17 ikon to w rzeczywistości wysoka poprzeczka dla całej ludzkości. Kryzys związany z COVID-19 pokazuje, że realizacja tych celów jest tak odległa, a jednak istotna z perspektywy społecznej.

  1. Brak ubóstwa
  2. Koniec głodu
  3. Zdrowie i dobrobyt
  4. Dobra edukacja
  5. Równość płci
  6. Czysta woda i dostęp do sanitariatów
  7. Dostępna i czysta energia
  8. Dobra praca i wzrost ekonomiczny
  9. Przemysł, innowacje i infrastruktura
  10. Redukcja nierówności
  11. Zrównoważony rozwój miasta i społeczności
  12. Rozsądna konsumpcja i produkcja
  13. Działania na rzecz klimatu
  14. Życie pod wodą
  15. Życie na ziemi
  16. Pokój, sprawiedliwość i silne instytucje
  17. Partnerstwo w osiąganiu celów

Kryzys już się zaczął.

Nikt nie ma wątpliwości, że kryzys już się zaczął. Ten trudny czas obnaży wszystkie bańki spekulacyjne, a wszelkie nieprawidłowości w zarządzaniu lub braku płynności będą rezonować jeszcze długo. Fala bankructw jest nieunikniona, jednak tym razem nie ma winnego. Chyba, że za winnych uzna się przywódców państw, którzy zbyt późno wprowadzili restrykcje ograniczające mobilność ludzi.

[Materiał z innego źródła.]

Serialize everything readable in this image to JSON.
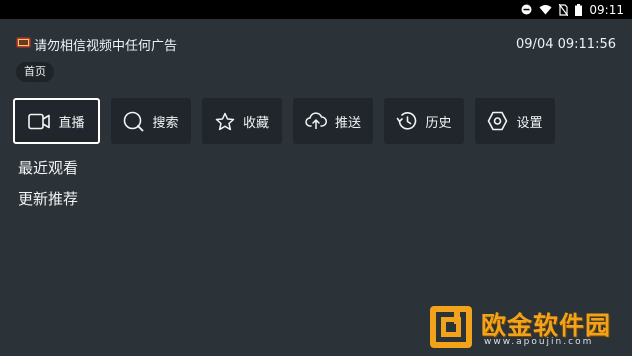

Epidemia ujawniła słabość naszych państw, relacji biznesowych, wytrzymałości społeczeństwa. Chcemy wysłać ludzi na Marsa, a zatrzymał nas kawałek kodu genetycznego w lipidowej osłonce.

„Jesteś tak silny jak twój najsłabszy dzień”

Na nasze usprawiedliwienie można dodać, że na takie niespodzianki nie można się przygotować zawczasu.

Czy współpraca i partnerstwo może pomóc?

Być może nowoczesność będziemy dzielić na czas przed i po pandemii. Aby zmienić świat można dodrukować miliardy dolarów, euro, franków czy złotych. Ale można też zadać sobie pytanie czy współpraca i partnerstwo może pomóc? Czy jesteśmy w stanie dzielić się wolnymi zasobami w rozsądnej cenie? Czy możemy wymieniać się towarami i usługami na zasadzie barteru – bezgotówkowo?

Możemy czekać na tarczę, pomoc Unii Europejskiej, meteoryt, ale możemy próbować zmieniać świat drobnymi kroczkami, we własnym mieście, regionie.